The only remarkable thing about it to me is the gross insensitivity of his telling Debbie not to take his advance "personally," i.e., he wanted a piece of a s s and she was the only piece around.

Jassy Melson
10-24-2010, 08:33 PM
it's a poem; it's not an anecdote

Silas Thorne
10-24-2010, 09:41 PM
There isn't any 'romance' in this one, so the title is quite misleading.

It also doesn't read as poetry. Sure, there are poems that read as narrative, but the language here doesn't really express much beyond that of very basic prose, apart from the line that Delta picked up on. There isn't really any concentration of meaning here that we would normally express through the medium of poetry.

Jassy Melson
10-24-2010, 11:31 PM
I repeat, it's a poem. You don't think it's a poem. I see no need in either of us elaborating any further.

hillwalker
10-25-2010, 01:00 PM
I was always told that if the writer says it's poetry, then it's poetry.

Except, of course, that poetry and prose do differ (otherwise why have separate definitions for the two?). One expects to find perhaps metre, rhyme, lyrical language, metaphor or at least something to suggest it isn't a piece of prose that has been chopped up into lines. Another measure is - if the piece were to be rewritten as one continuous 'stream' would it read as prose? In the case of this, undoubtedly yes.

I wonder whether you perhaps feel poetry is a higher form of art than prose and so would hate to see your work condemned as inferior. That is not the case, of course.

I admit I'm unable to find anything resembling poetry in this piece but you have the last word.

H

Jassy Melson
10-25-2010, 06:33 PM
Nothing resembling poetry at all? Not the wee littliest bit? not the tinest wee little bitty bit? hahahaha

Haunted
10-28-2010, 01:23 AM
It reads really well as a short story and it certainly have a message.
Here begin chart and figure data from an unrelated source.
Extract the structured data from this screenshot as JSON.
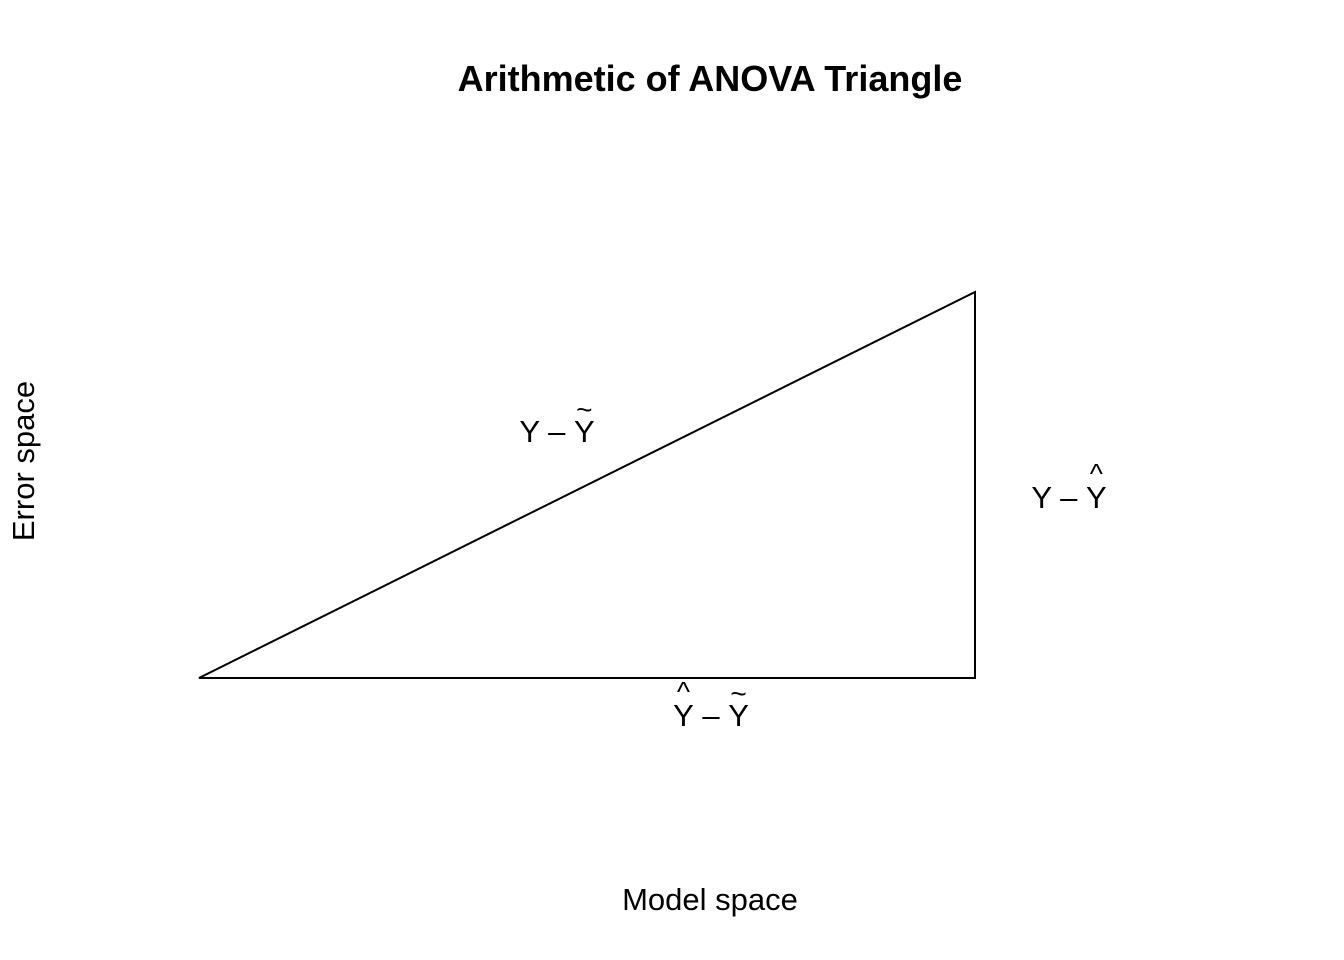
{
  "title": "Arithmetic of ANOVA Triangle",
  "xlabel": "Model space",
  "ylabel": "Error space",
  "edges": {
    "hypotenuse": {
      "y": "Y",
      "op": "–",
      "base": "Y",
      "accent": "tilde"
    },
    "vertical": {
      "y": "Y",
      "op": "–",
      "base": "Y",
      "accent": "hat"
    },
    "horizontal": {
      "y": "Y",
      "y_accent": "hat",
      "op": "–",
      "base": "Y",
      "accent": "tilde"
    }
  },
  "colors": {
    "line": "#000000",
    "background": "#ffffff"
  }
}
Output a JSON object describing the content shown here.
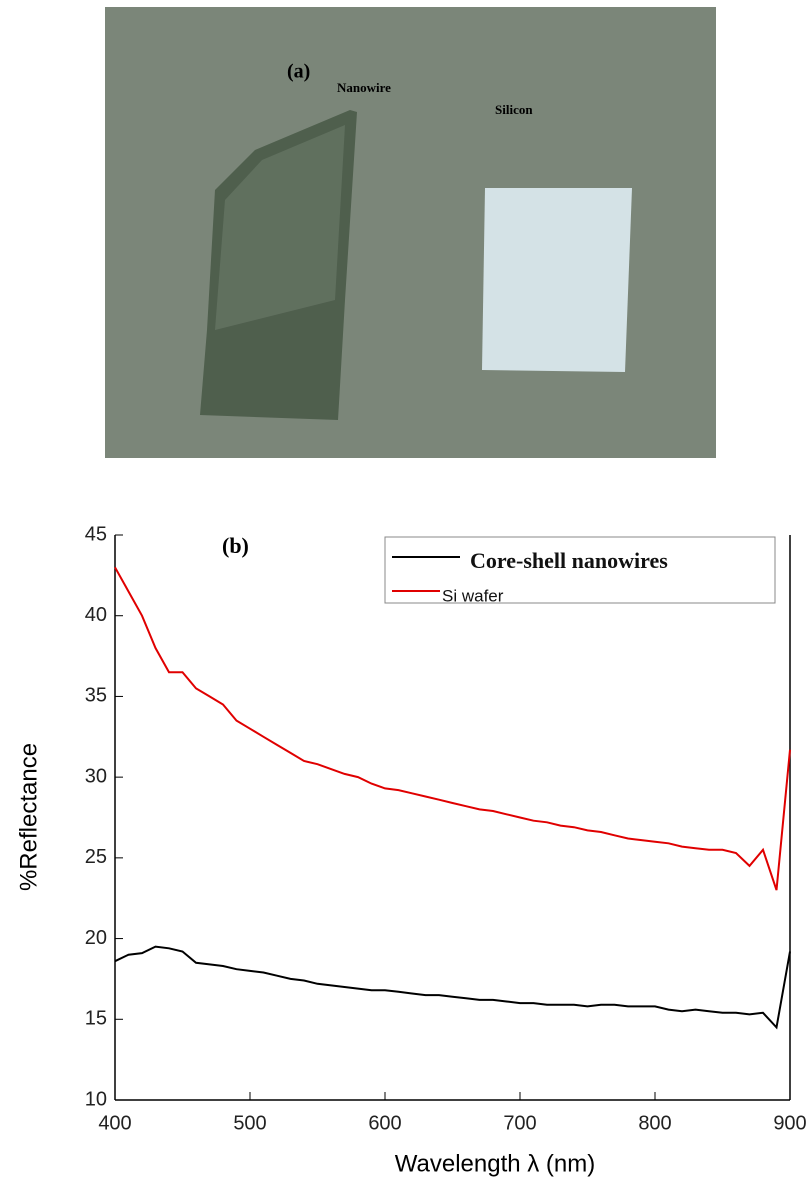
{
  "photo": {
    "label": "(a)",
    "texts": [
      "Nanowire",
      "Silicon"
    ]
  },
  "chart_data": {
    "type": "line",
    "panel_label": "(b)",
    "xlabel": "Wavelength λ  (nm)",
    "ylabel": "%Reflectance",
    "x": [
      400,
      410,
      420,
      430,
      440,
      450,
      460,
      470,
      480,
      490,
      500,
      510,
      520,
      530,
      540,
      550,
      560,
      570,
      580,
      590,
      600,
      610,
      620,
      630,
      640,
      650,
      660,
      670,
      680,
      690,
      700,
      710,
      720,
      730,
      740,
      750,
      760,
      770,
      780,
      790,
      800,
      810,
      820,
      830,
      840,
      850,
      860,
      870,
      880,
      890,
      900
    ],
    "series": [
      {
        "name": "Core-shell nanowires",
        "color": "#000000",
        "values": [
          18.6,
          19,
          19.1,
          19.5,
          19.4,
          19.2,
          18.5,
          18.4,
          18.3,
          18.1,
          18,
          17.9,
          17.7,
          17.5,
          17.4,
          17.2,
          17.1,
          17,
          16.9,
          16.8,
          16.8,
          16.7,
          16.6,
          16.5,
          16.5,
          16.4,
          16.3,
          16.2,
          16.2,
          16.1,
          16,
          16,
          15.9,
          15.9,
          15.9,
          15.8,
          15.9,
          15.9,
          15.8,
          15.8,
          15.8,
          15.6,
          15.5,
          15.6,
          15.5,
          15.4,
          15.4,
          15.3,
          15.4,
          14.5,
          19.2
        ]
      },
      {
        "name": "Si wafer",
        "color": "#e00000",
        "values": [
          43,
          41.5,
          40,
          38,
          36.5,
          36.5,
          35.5,
          35,
          34.5,
          33.5,
          33,
          32.5,
          32,
          31.5,
          31,
          30.8,
          30.5,
          30.2,
          30,
          29.6,
          29.3,
          29.2,
          29,
          28.8,
          28.6,
          28.4,
          28.2,
          28,
          27.9,
          27.7,
          27.5,
          27.3,
          27.2,
          27,
          26.9,
          26.7,
          26.6,
          26.4,
          26.2,
          26.1,
          26,
          25.9,
          25.7,
          25.6,
          25.5,
          25.5,
          25.3,
          24.5,
          25.5,
          23,
          31.7
        ]
      }
    ],
    "xlim": [
      400,
      900
    ],
    "xticks": [
      400,
      500,
      600,
      700,
      800,
      900
    ],
    "ylim": [
      10,
      45
    ],
    "yticks": [
      10,
      15,
      20,
      25,
      30,
      35,
      40,
      45
    ]
  }
}
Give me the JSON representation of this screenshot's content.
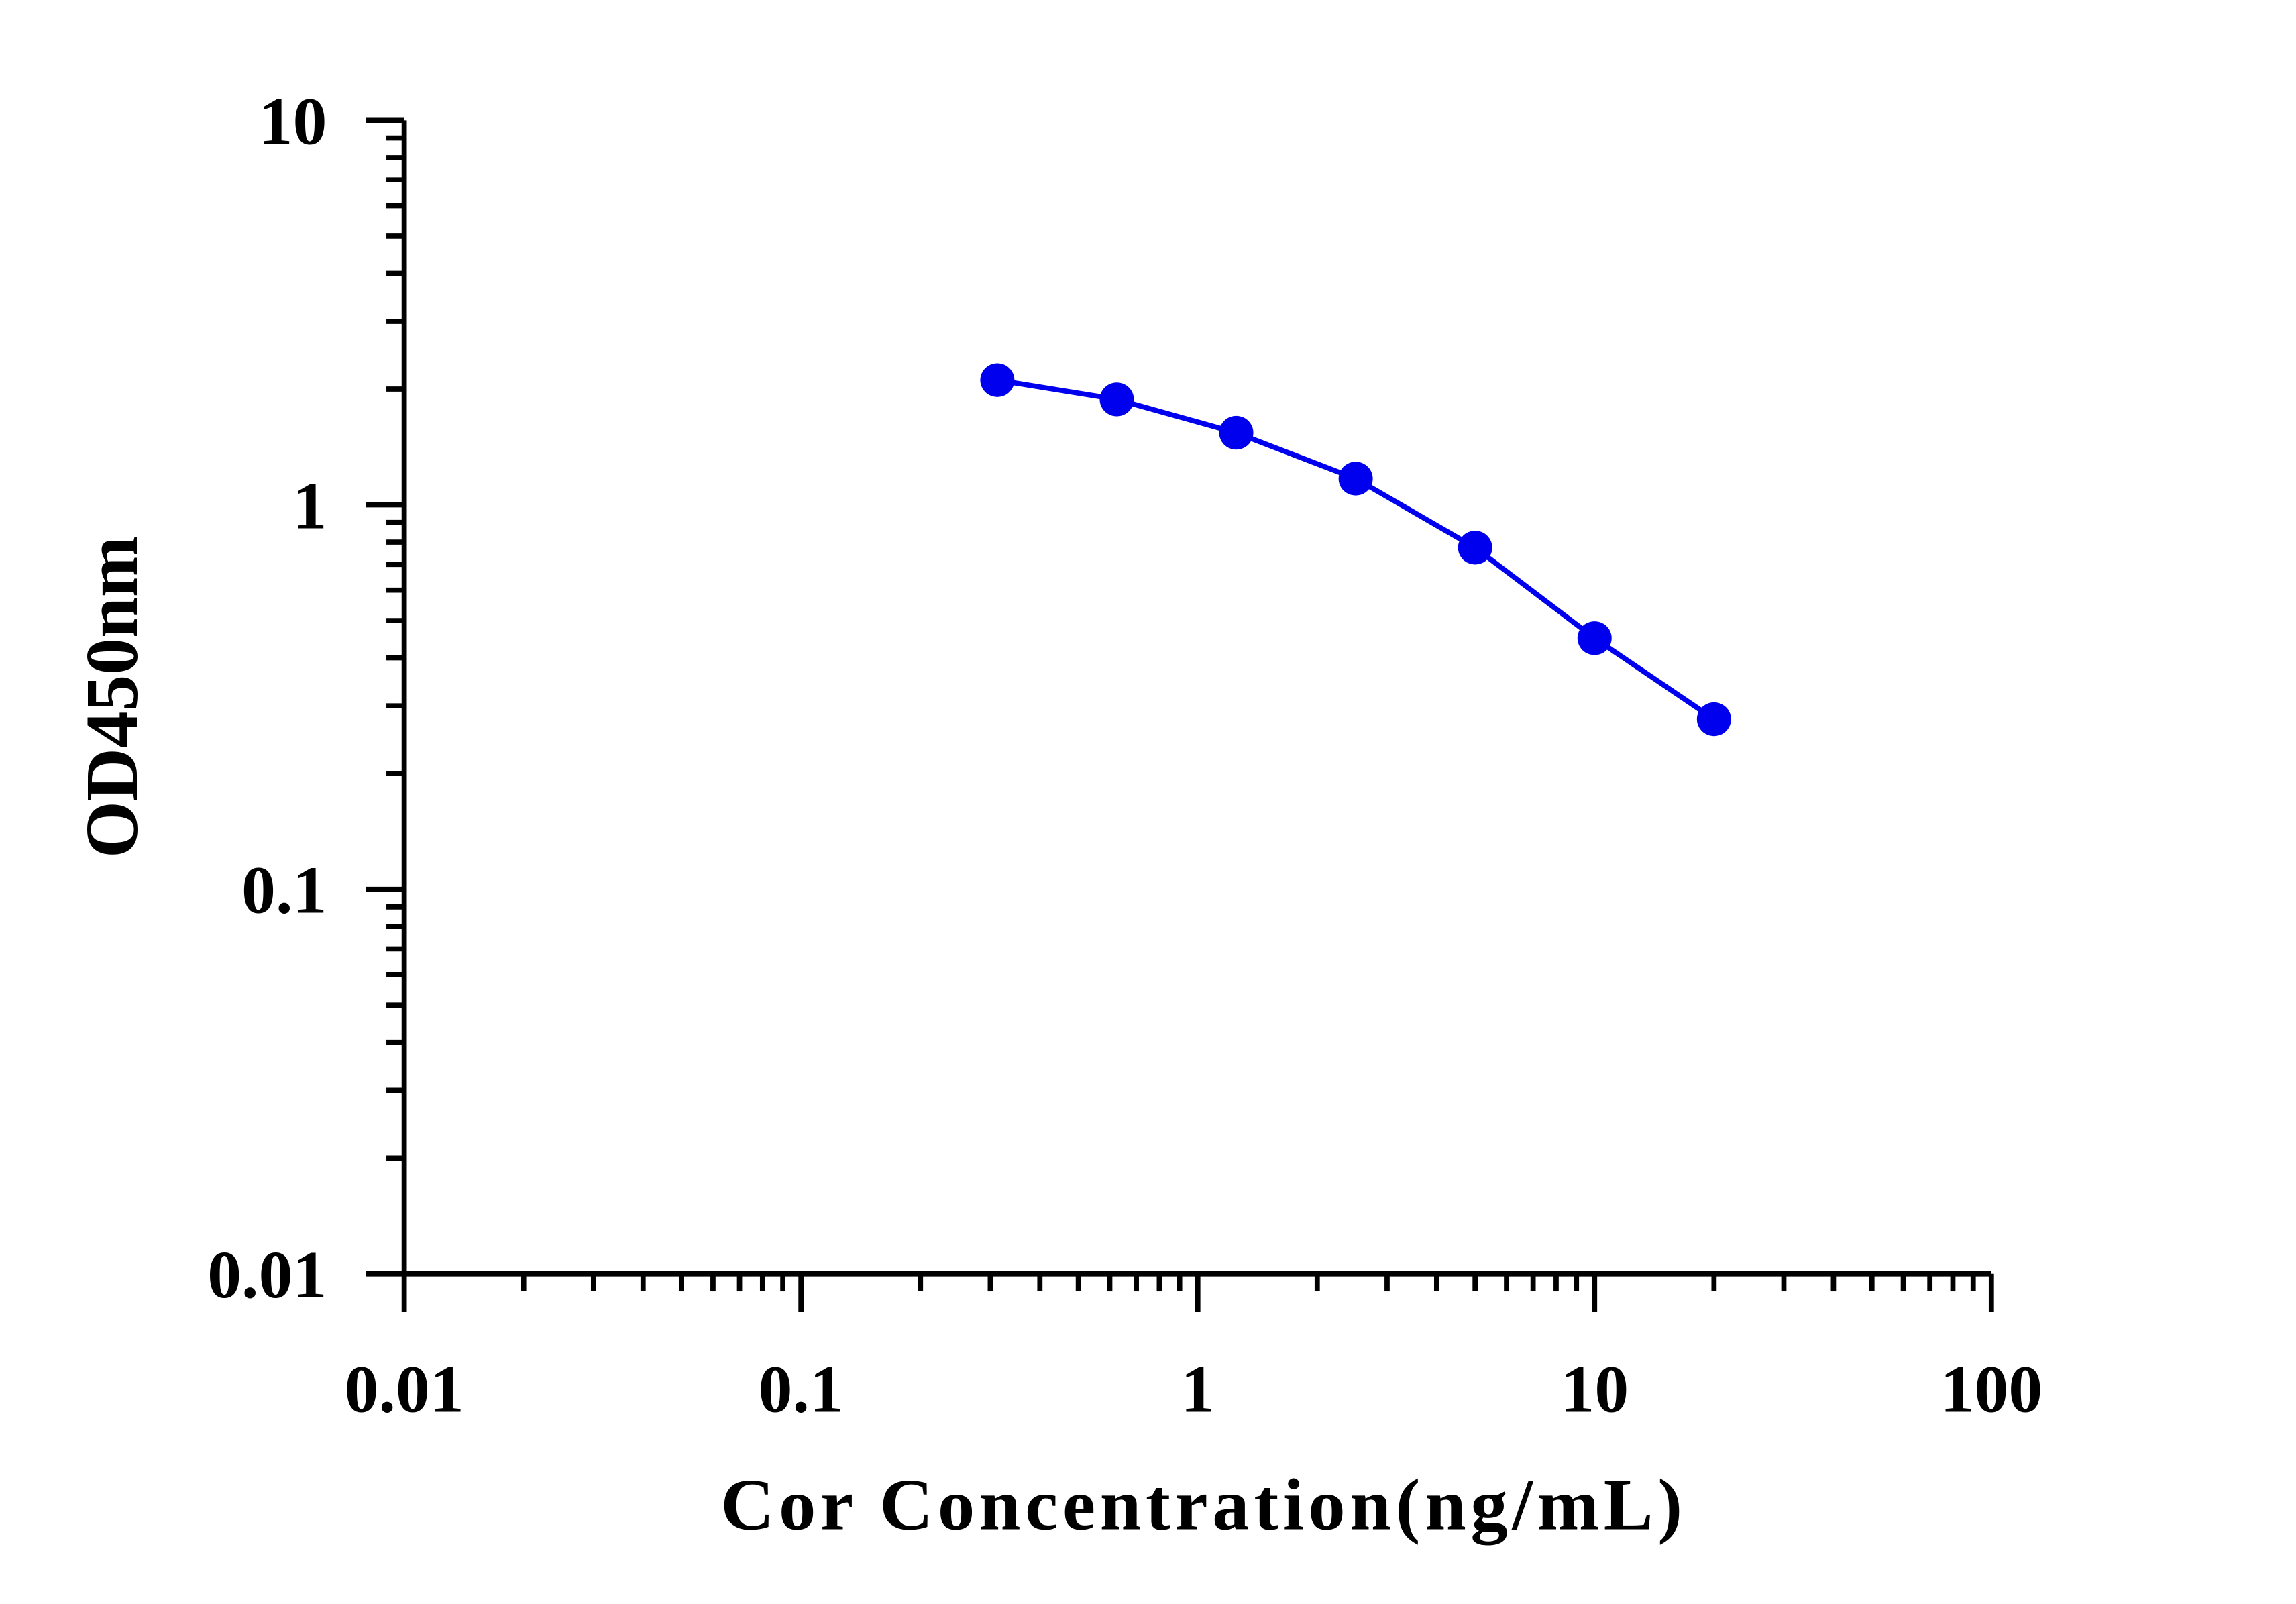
{
  "chart_data": {
    "type": "line",
    "xlabel": "Cor Concentration(ng/mL)",
    "ylabel": "OD450nm",
    "xscale": "log",
    "yscale": "log",
    "xlim": [
      0.01,
      100
    ],
    "xticks": [
      0.01,
      0.1,
      1,
      10,
      100
    ],
    "ylim": [
      0.01,
      10
    ],
    "yticks": [
      0.01,
      0.1,
      1,
      10
    ],
    "x": [
      0.3125,
      0.625,
      1.25,
      2.5,
      5,
      10,
      20
    ],
    "series": [
      {
        "color": "#0000ee",
        "values": [
          2.11,
          1.88,
          1.54,
          1.17,
          0.774,
          0.45,
          0.277
        ]
      }
    ]
  }
}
But to join in the discussion poetry is usually much more condensed, connectives and phases like "and to as she put it" that don't add any aesthetics or meaning, most definitely don't make the cut.

Jassy Melson
10-28-2010, 05:03 AM
I still think it's a poem

PrinceMyshkin
10-28-2010, 08:36 AM
I still think it's a poem

Of course you do - and shall and should continue to think so, just as many of us shall and should continue to think that our children are the brightest, best-looking, most loving &c. &c. on the face of this earth.